Atomwise, a San Fran company using AI for small molecule drug discovery, has announced it has fifteen research collaborations underway with leading global universities to explore broad-spectrum therapies for COVID-19 and other coronaviruses.
Coronaviruses are RNA viruses and include the causative SARS-CoV-2 strain of the current COVID-19 global pandemic as well as MERS and SARS-CoV-1 from prior regional outbreaks.
Although drug repurposing may offer a rapid response to the current outbreak, the longevity of such an approach may be limited due to the accumulation of mutations and evolution of the virus.
By using predictive models and AI, Atomwise and its collaborators seek to raise the probability of success for future therapies.
Each collaborative project will develop drug candidates with demonstrable broad-spectrum capability, providing potential long-term benefit for future coronavirus outbreaks.

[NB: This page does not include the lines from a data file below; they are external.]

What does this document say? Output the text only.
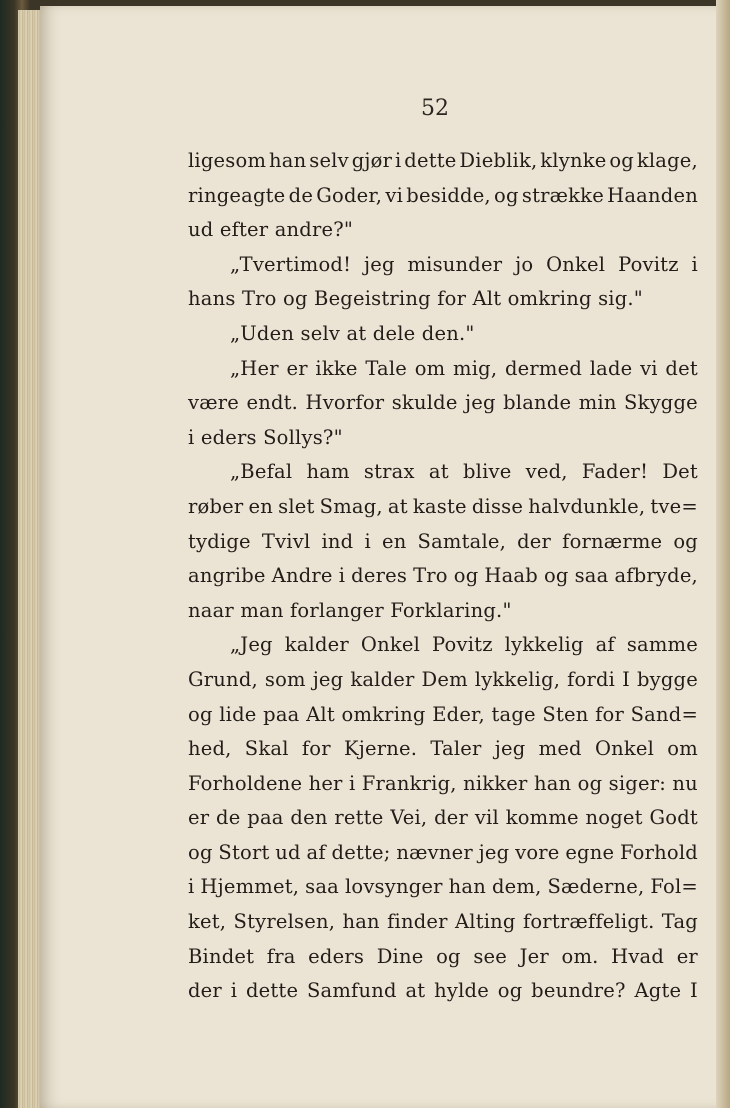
52
ligesom han selv gjør i dette Dieblik, klynke og klage,
ringeagte de Goder, vi besidde, og strække Haanden
ud efter andre?"
„Tvertimod! jeg misunder jo Onkel Povitz i
hans Tro og Begeistring for Alt omkring sig."
„Uden selv at dele den."
„Her er ikke Tale om mig, dermed lade vi det
være endt. Hvorfor skulde jeg blande min Skygge
i eders Sollys?"
„Befal ham strax at blive ved, Fader! Det
røber en slet Smag, at kaste disse halvdunkle, tve=
tydige Tvivl ind i en Samtale, der fornærme og
angribe Andre i deres Tro og Haab og saa afbryde,
naar man forlanger Forklaring."
„Jeg kalder Onkel Povitz lykkelig af samme
Grund, som jeg kalder Dem lykkelig, fordi I bygge
og lide paa Alt omkring Eder, tage Sten for Sand=
hed, Skal for Kjerne. Taler jeg med Onkel om
Forholdene her i Frankrig, nikker han og siger: nu
er de paa den rette Vei, der vil komme noget Godt
og Stort ud af dette; nævner jeg vore egne Forhold
i Hjemmet, saa lovsynger han dem, Sæderne, Fol=
ket, Styrelsen, han finder Alting fortræffeligt. Tag
Bindet fra eders Dine og see Jer om. Hvad er
der i dette Samfund at hylde og beundre? Agte I
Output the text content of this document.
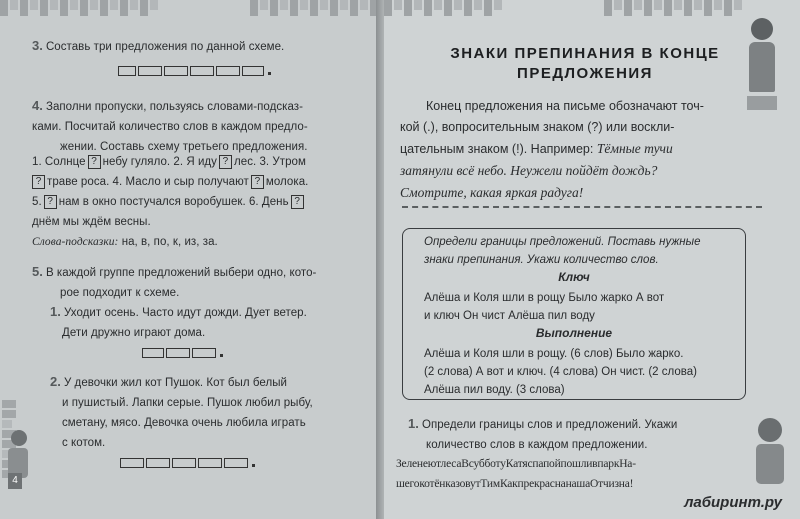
3. Составь три предложения по данной схеме.
4. Заполни пропуски, пользуясь словами-подсказ-
ками. Посчитай количество слов в каждом предло-
жении. Составь схему третьего предложения.
1. Солнце ? небу гуляло. 2. Я иду ? лес. 3. Утром
? траве роса. 4. Масло и сыр получают ? молока.
5. ? нам в окно постучался воробушек. 6. День ?
днём мы ждём весны.
Слова-подсказки: на, в, по, к, из, за.
5. В каждой группе предложений выбери одно, кото-
рое подходит к схеме.
1. Уходит осень. Часто идут дожди. Дует ветер.
Дети дружно играют дома.
2. У девочки жил кот Пушок. Кот был белый
и пушистый. Лапки серые. Пушок любил рыбу,
сметану, мясо. Девочка очень любила играть
с котом.
4
ЗНАКИ ПРЕПИНАНИЯ В КОНЦЕ
ПРЕДЛОЖЕНИЯ
Конец предложения на письме обозначают точ-
кой (.), вопросительным знаком (?) или воскли-
цательным знаком (!). Например: Тёмные тучи
затянули всё небо. Неужели пойдёт дождь?
Смотрите, какая яркая радуга!
Определи границы предложений. Поставь нужные
знаки препинания. Укажи количество слов.
Ключ
Алёша и Коля шли в рощу Было жарко А вот
и ключ Он чист Алёша пил воду
Выполнение
Алёша и Коля шли в рощу. (6 слов) Было жарко.
(2 слова) А вот и ключ. (4 слова) Он чист. (2 слова)
Алёша пил воду. (3 слова)
1. Определи границы слов и предложений. Укажи
количество слов в каждом предложении.
ЗеленеютлесаВсубботуКатяспапойпошливпаркНа-
шегокотёнказовутТимКакпрекраснанашаОтчизна!
лабиринт.ру
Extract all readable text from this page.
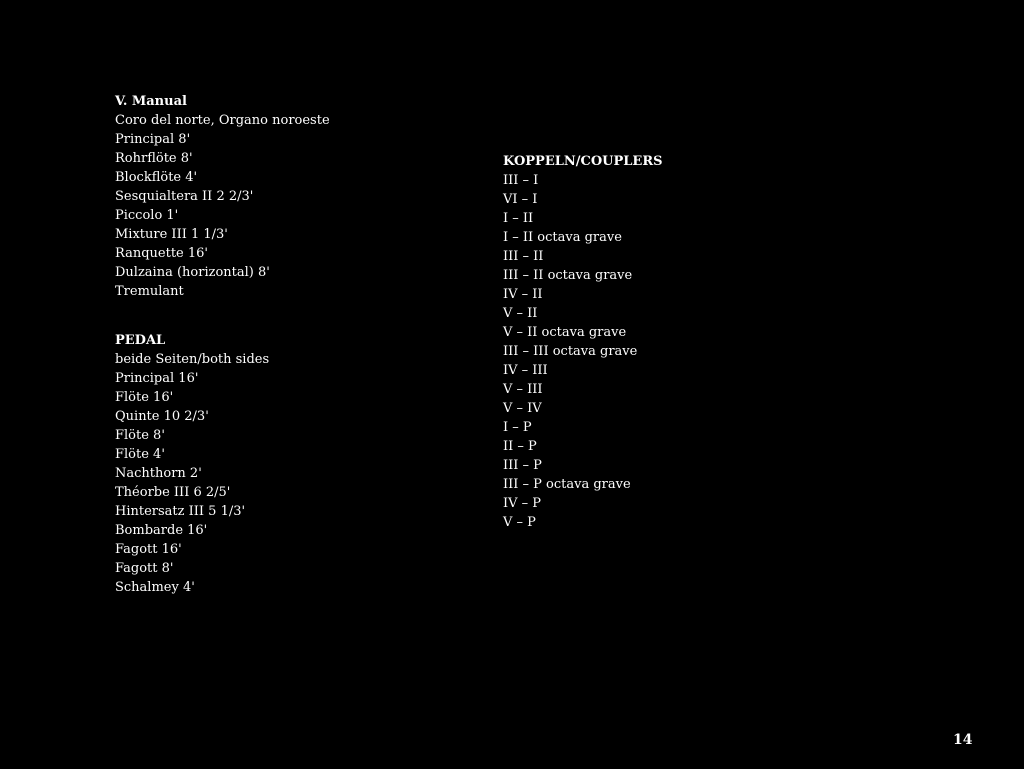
V. Manual
Coro del norte, Organo noroeste
Principal 8'
Rohrflöte 8'
Blockflöte 4'
Sesquialtera II 2 2/3'
Piccolo 1'
Mixture III 1 1/3'
Ranquette 16'
Dulzaina (horizontal) 8'
Tremulant
PEDAL
beide Seiten/both sides
Principal 16'
Flöte 16'
Quinte 10 2/3'
Flöte 8'
Flöte 4'
Nachthorn 2'
Théorbe III 6 2/5'
Hintersatz III 5 1/3'
Bombarde 16'
Fagott 16'
Fagott 8'
Schalmey 4'
KOPPELN/COUPLERS
III – I
VI – I
I – II
I – II octava grave
III – II
III – II octava grave
IV – II
V – II
V – II octava grave
III – III octava grave
IV – III
V – III
V – IV
I – P
II – P
III – P
III – P octava grave
IV – P
V – P
14
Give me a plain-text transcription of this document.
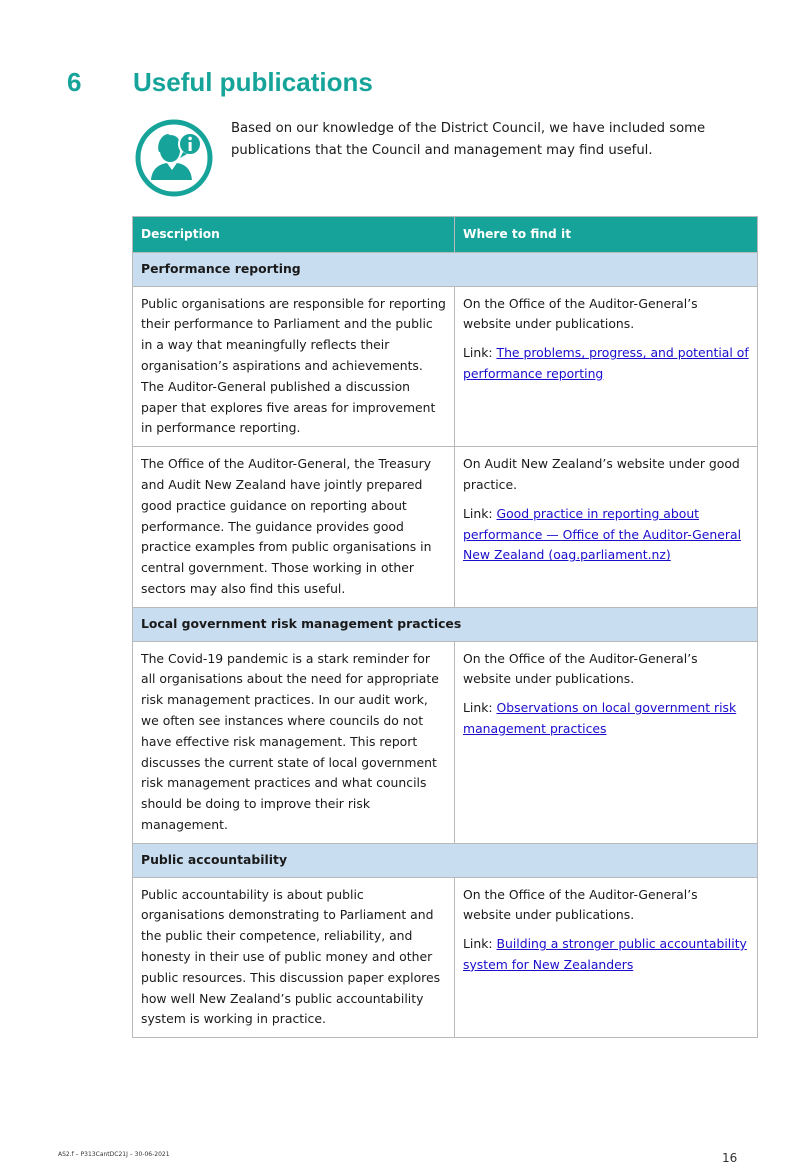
6	Useful publications
Based on our knowledge of the District Council, we have included some publications that the Council and management may find useful.
Description	Where to find it
Performance reporting	
Public organisations are responsible for reporting their performance to Parliament and the public in a way that meaningfully reflects their organisation’s aspirations and achievements. The Auditor-General published a discussion paper that explores five areas for improvement in performance reporting.	On the Office of the Auditor-General’s website under publications.

Link: The problems, progress, and potential of performance reporting

The Office of the Auditor-General, the Treasury and Audit New Zealand have jointly prepared good practice guidance on reporting about performance. The guidance provides good practice examples from public organisations in central government. Those working in other sectors may also find this useful.	On Audit New Zealand’s website under good practice.

Link: Good practice in reporting about performance — Office of the Auditor-General New Zealand (oag.parliament.nz)

Local government risk management practices	
The Covid-19 pandemic is a stark reminder for all organisations about the need for appropriate risk management practices. In our audit work, we often see instances where councils do not have effective risk management. This report discusses the current state of local government risk management practices and what councils should be doing to improve their risk management.	On the Office of the Auditor-General’s website under publications.

Link: Observations on local government risk management practices

Public accountability	
Public accountability is about public organisations demonstrating to Parliament and the public their competence, reliability, and honesty in their use of public money and other public resources. This discussion paper explores how well New Zealand’s public accountability system is working in practice.	On the Office of the Auditor-General’s website under publications.

Link: Building a stronger public accountability system for New Zealanders

AS2.f – P313CantDC21J – 30-06-2021	16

Overall, the 15 global research efforts span a wide variety of approaches, including different mechanisms of action, a mixture of viral and human/host target proteins, and targeting conserved regions of proteins that may be recognized even in mutated strains.
In addition, many proteins targeted by the academic collaborators have previously been deemed “undruggable” due to their unknown structure or involvement in complex protein-protein interactions.
Taken together, the combination of novel approaches could expand the repertoire of therapeutic approaches available for a future outbreak.
Several projects are part of Atomwise’s Artificial Intelligence Molecular Screen (AIMS) program, which enables researchers to accelerate the translation of their research into treatments.
In support of each collaboration, scientists at Atomwise will use AtomNet, the company’s patented AI screening technology, to predict the binding of millions or billions of small molecules to a protein of interest identified by the academic researcher as a potential target for COVID-19, narrowing down to a few hundred predicted hit molecules.
Atomwise then sources and ships a subset of these predicted compounds to partnering laboratories for testing biochemical potency and selectivity, advancing the most promising compounds for further development as drug candidates.
“Atomwise’s AI screening technology is used to predict the binding of more than 10 million small molecules to a protein of interest, and far exceeds what could be accomplished through traditional laboratory screening methods,” said Dr. Stacie Calad-Thomson, Vice President and head of Artificial Intelligence Molecular Screen (AIMS) Partnerships at Atomwise.
“With Atomwise’s AIMS Awards program, our hope is to democratize access to AI during the early stages of preclinical drug development and enable academics to contribute to the pandemic response who might not have the opportunity otherwise.”